Australian research suggests moderate intensity aerobic exercise doesn’t help pain or function.
Moderate-intensity cardiovascular exercise doesn’t seem to help pain or functioning in hip osteoarthritis patients when added to resistance exercise, according to new Australian research.
Researchers randomly assigned almost 200 Melbourne patients with symptomatic hip OA to undertake three months of resistance exercise combined with moderate-intensity aerobic exercise, or resistance exercise alone, which included a home exercise program and nine sessions with a physiotherapist.
They found that both groups had clinically significant improvements to hip pain severity and function at three months and at the nine-month follow-up, but that cardio exercise conferred no extra benefit.
“Clinical management guidelines for hip osteoarthritis consistently recommend exercise as a core treatment. However, there is no clear evidence to recommend one type of exercise programme over another,” the authors wrote in The Lancet Rheumatology.
“Despite spending around 48% more time in at least moderate intensity activity per week, adding aerobic physical activity to resistance exercise did not improve the primary outcomes of pain and function when compared with resistance exercise alone,” Associate Professor Michelle Hall, osteoarthritis expert at the University of Sydney, and colleagues wrote.
The study, which the authors said was the largest randomised comparative effectiveness trial to test this, encouraged participants to engage with whatever planned or incidental aerobic activity they desired to reach the 150-minute goal.
This group spent an average of 50 minutes more than the controls doing at least moderate-intensity exercise, and the most popular aerobic activities were walking, cycling and gardening.
Both groups had around 20-30 adverse events, but none were serious.
There was some variation in the effects of adding cardio to the resistance exercise program.
At three months, both groups improved similarly on hip pain scores (2.4 points out of 10 for the cardio group and 2.2 for the resistance exercise alone group) and function (7.0 out of 68 on the WOMAC index for the cardio group and 8.9 for the resistance exercise alone group).

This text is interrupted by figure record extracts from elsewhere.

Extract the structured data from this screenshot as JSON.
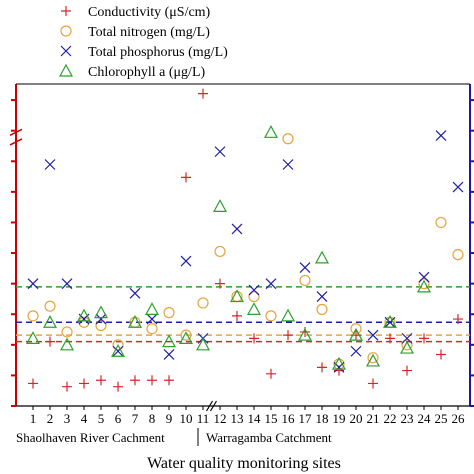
{
  "chart_data": {
    "type": "scatter",
    "title": "",
    "xlabel": "Water quality monitoring sites",
    "ylabel": "",
    "x_categories": [
      "1",
      "2",
      "3",
      "4",
      "5",
      "6",
      "7",
      "8",
      "9",
      "10",
      "11",
      "12",
      "13",
      "14",
      "15",
      "16",
      "17",
      "18",
      "19",
      "20",
      "21",
      "22",
      "23",
      "24",
      "25",
      "26"
    ],
    "groups": [
      {
        "label": "Shaolhaven River Cachment",
        "sites": [
          "1",
          "2",
          "3",
          "4",
          "5",
          "6",
          "7",
          "8",
          "9",
          "10",
          "11"
        ]
      },
      {
        "label": "Warragamba Catchment",
        "sites": [
          "12",
          "13",
          "14",
          "15",
          "16",
          "17",
          "18",
          "19",
          "20",
          "21",
          "22",
          "23",
          "24",
          "25",
          "26"
        ]
      }
    ],
    "ylim": [
      0,
      100
    ],
    "axis_break_x_between": [
      "11",
      "12"
    ],
    "left_axis_color": "#cc0000",
    "right_axis_color": "#1a1aa8",
    "legend_position": "top",
    "series": [
      {
        "name": "Conductivity (μS/cm)",
        "marker": "plus",
        "color": "#d62728",
        "values": [
          7,
          20,
          6,
          7,
          8,
          6,
          8,
          8,
          8,
          71,
          97,
          38,
          28,
          21,
          10,
          22,
          23,
          12,
          11,
          22,
          7,
          21,
          11,
          21,
          16,
          27
        ]
      },
      {
        "name": "Total nitrogen (mg/L)",
        "marker": "circle",
        "color": "#e8a33d",
        "values": [
          28,
          31,
          23,
          26,
          25,
          19,
          26,
          24,
          29,
          22,
          32,
          48,
          34,
          34,
          28,
          83,
          39,
          30,
          13,
          24,
          15,
          26,
          19,
          38,
          57,
          47
        ]
      },
      {
        "name": "Total phosphorus (mg/L)",
        "marker": "x",
        "color": "#1f1fa8",
        "values": [
          38,
          75,
          38,
          27,
          27,
          17,
          35,
          27,
          16,
          45,
          21,
          79,
          55,
          36,
          38,
          75,
          43,
          34,
          12,
          17,
          22,
          26,
          21,
          40,
          84,
          68
        ]
      },
      {
        "name": "Chlorophyll a (μg/L)",
        "marker": "triangle",
        "color": "#2ca02c",
        "values": [
          21,
          26,
          19,
          28,
          29,
          17,
          26,
          30,
          20,
          21,
          19,
          62,
          34,
          30,
          85,
          28,
          22,
          46,
          13,
          22,
          14,
          26,
          18,
          37,
          0,
          0
        ]
      }
    ],
    "present": [
      [
        1,
        1,
        1,
        1,
        1,
        1,
        1,
        1,
        1,
        1,
        1,
        1,
        1,
        1,
        1,
        1,
        1,
        1,
        1,
        1,
        1,
        1,
        1,
        1,
        1,
        1
      ],
      [
        1,
        1,
        1,
        1,
        1,
        1,
        1,
        1,
        1,
        1,
        1,
        1,
        1,
        1,
        1,
        1,
        1,
        1,
        1,
        1,
        1,
        1,
        1,
        1,
        1,
        1
      ],
      [
        1,
        1,
        1,
        1,
        1,
        1,
        1,
        1,
        1,
        1,
        1,
        1,
        1,
        1,
        1,
        1,
        1,
        1,
        1,
        1,
        1,
        1,
        1,
        1,
        1,
        1
      ],
      [
        1,
        1,
        1,
        1,
        1,
        1,
        1,
        1,
        1,
        1,
        1,
        1,
        1,
        1,
        1,
        1,
        1,
        1,
        1,
        1,
        1,
        1,
        1,
        1,
        0,
        0
      ]
    ],
    "reference_lines": [
      {
        "series": "Chlorophyll a (μg/L)",
        "value": 37,
        "color": "#2ca02c",
        "style": "dashed"
      },
      {
        "series": "Total phosphorus (mg/L)",
        "value": 26,
        "color": "#1f1fa8",
        "style": "dashed"
      },
      {
        "series": "Total nitrogen (mg/L)",
        "value": 22,
        "color": "#e8a33d",
        "style": "dashed"
      },
      {
        "series": "Conductivity (μS/cm)",
        "value": 20,
        "color": "#d62728",
        "style": "dashed"
      }
    ]
  }
}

Timed stair climbs and the 40m fast walk performance, which were secondary outcomes, were the same across groups.
“However, there are preliminary signals that adding aerobic physical activity to resistance exercise might be superior and clinically relevant for patient-specific functional tasks and 30s sit-to-stand. However, more participants in the resistance exercise group reached the minimal clinically important difference in WOMAC function at nine months compared with the aerobic physical activity and resistance exercise group. Thus, the findings should be interpreted with caution,” the authors said.

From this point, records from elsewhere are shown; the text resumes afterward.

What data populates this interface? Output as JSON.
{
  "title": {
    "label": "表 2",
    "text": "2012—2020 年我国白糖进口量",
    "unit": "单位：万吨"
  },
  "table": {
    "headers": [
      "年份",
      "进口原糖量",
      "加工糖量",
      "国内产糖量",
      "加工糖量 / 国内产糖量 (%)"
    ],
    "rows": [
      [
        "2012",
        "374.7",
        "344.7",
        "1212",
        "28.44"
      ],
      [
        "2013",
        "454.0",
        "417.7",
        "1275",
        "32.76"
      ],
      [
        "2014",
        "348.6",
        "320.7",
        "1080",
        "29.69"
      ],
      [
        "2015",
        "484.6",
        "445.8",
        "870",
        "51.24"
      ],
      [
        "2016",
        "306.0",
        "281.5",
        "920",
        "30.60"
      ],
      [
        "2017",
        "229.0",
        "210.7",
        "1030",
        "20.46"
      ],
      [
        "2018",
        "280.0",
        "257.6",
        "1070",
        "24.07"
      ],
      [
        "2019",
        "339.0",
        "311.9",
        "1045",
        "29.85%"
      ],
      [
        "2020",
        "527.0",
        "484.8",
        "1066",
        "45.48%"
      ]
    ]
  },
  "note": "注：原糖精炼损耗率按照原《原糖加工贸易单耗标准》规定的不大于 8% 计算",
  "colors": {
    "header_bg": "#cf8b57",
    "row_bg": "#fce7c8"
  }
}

“Our findings suggest that adding aerobic physical activity to resistance exercise does not have greater benefits for pain and function in people with hip osteoarthritis than resistance exercise alone.
“Collectively, at present there is insufficient evidence to recommend one type of exercise programme over the other for hip osteoarthritis.”
Professor Hall and colleagues noted that there were no detected differences between groups in submaximal cardio-respiratory fitness, which could have explained the lack of between-group differences found in the study.
“We acknowledge that providing the wearable to the resistance exercise group might have inadvertently increased activity time even though participants in the resistance exercise group received no instruction to use the wearable or increase aerobic physical activity.”
Both groups were given wearable activity trackers, and the physiotherapy sessions were mostly telehealth due to the covid pandemic.